L’ordonnance de clôture a été rendue le 7 janvier 2026.
En application des dispositions de l’article 455 du code de procédure civile, il est expressément renvoyé, pour un exposé exhaustif des prétentions et moyens des parties, aux conclusions écrites qu’elles ont transmises, telles que susvisées.
MOTIFS DE L’ARRÊT
Sur la recevabilité de la déclaration d’appel
En vertu de l’article 490 du code de procédure civile, l’ordonnance de référé peut être frappée d’appel dans un délai de quinze jours à compter de sa notification.
Aux termes de l’article 528, alinéa 1er du code de procédure civile, 'le délai à l’expiration duquel un recours ne peut plus être exercé court à compter de la notification du jugement, à moins que ce délai n’ait commencé à courir, en vertu de la loi, dès la date du jugement'.
A titre liminaire, il convient de constater que M. [R] n’a pas reconclu après l’audience d’incident et ne formule dans ses seules conclusions au fond du 25 septembre 2024, qui seules saisissent la cour au sens de l’article 954 du code de procédure civile, aucune observation quant à l’irrecevabilité de l’appel qui lui est opposée.
Sur ce, l’ordonnance de référé du 3 septembre 2021 a été signifiée le 21 septembre 2021 selon les modalités de l’article 659 du code de procédure civile, l’huissier de justice ayant précisément listé les diligences accomplies dans son procès-verbal de recherches infructueuses.

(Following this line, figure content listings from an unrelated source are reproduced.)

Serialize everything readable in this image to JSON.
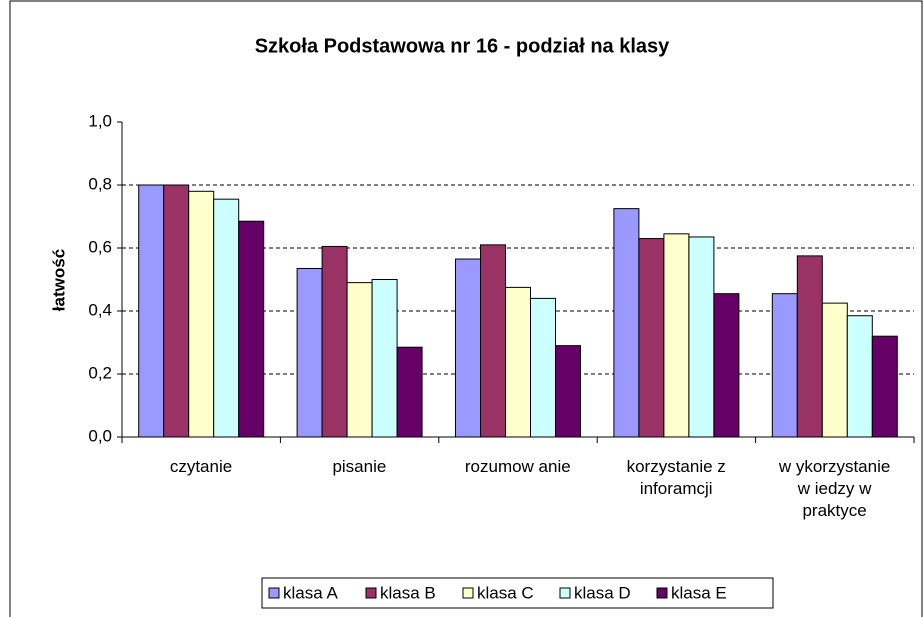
{
  "chart_data": {
    "type": "bar",
    "title": "Szkoła Podstawowa nr 16 - podział na klasy",
    "y_label": "łatwość",
    "categories": [
      "czytanie",
      "pisanie",
      "rozumow anie",
      "korzystanie z\ninforamcji",
      "w ykorzystanie\nw iedzy w\npraktyce"
    ],
    "series": [
      {
        "name": "klasa A",
        "color": "#9999ff",
        "values": [
          0.8,
          0.535,
          0.565,
          0.725,
          0.455
        ]
      },
      {
        "name": "klasa B",
        "color": "#993366",
        "values": [
          0.8,
          0.605,
          0.61,
          0.63,
          0.575
        ]
      },
      {
        "name": "klasa C",
        "color": "#ffffcc",
        "values": [
          0.78,
          0.49,
          0.475,
          0.645,
          0.425
        ]
      },
      {
        "name": "klasa D",
        "color": "#ccffff",
        "values": [
          0.755,
          0.5,
          0.44,
          0.635,
          0.385
        ]
      },
      {
        "name": "klasa E",
        "color": "#660066",
        "values": [
          0.685,
          0.285,
          0.29,
          0.455,
          0.32
        ]
      }
    ],
    "ylim": [
      0,
      1
    ],
    "yticks": [
      {
        "value": 0,
        "label": "0,0"
      },
      {
        "value": 0.2,
        "label": "0,2"
      },
      {
        "value": 0.4,
        "label": "0,4"
      },
      {
        "value": 0.6,
        "label": "0,6"
      },
      {
        "value": 0.8,
        "label": "0,8"
      },
      {
        "value": 1,
        "label": "1,0"
      }
    ],
    "grid": true,
    "legend": "bottom"
  }
}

En conséquence, l’appel formé par M. [R] le 25 juin 2024 est tardif et doit être déclaré irrecevable.
Sur les autres demandes
M. [R], partie perdante, sera condamné aux dépens d’appel et gardera à sa charge les frais non compris dans les dépens qu’il a exposés à l’occasion de la présente instance.
Enfin, l’équité commande de rejeter les demandes formulées au titre de l’article 700 du code de procédure civile.
PAR CES MOTIFS
La cour,
Déclare irrecevable l’appel formé par M. [P] [R] le 25 juin 2024 contre l’ordonnance rendue par le juge des référés du tribunal de commerce de Douai le 3 septembre 2021,
Y ajoutant,
Condamne M. [P] [R] aux dépens d’appel,
Dit n’y avoir lieu à condamnation au titre de l’article 700 du code de procédure civile.
Le greffier
La présidente
EN CONSEQUENCE
LA REPUBLIQUE FRANCAISE mande et ordonne à tous les commissaires de justice, sur ce requis, de mettre ledit arrêt à exécution, aux procureurs généraux et aux procureurs de la République près les tribunaux judiciaires d’y tenir la main, à tous les commandants et officiers de la [Localité 4] Publique de prêter main-forte lorsqu’ils en seront légalement requis. En foi de quoi le présent arrêt a été signé par le Président et le Greffier.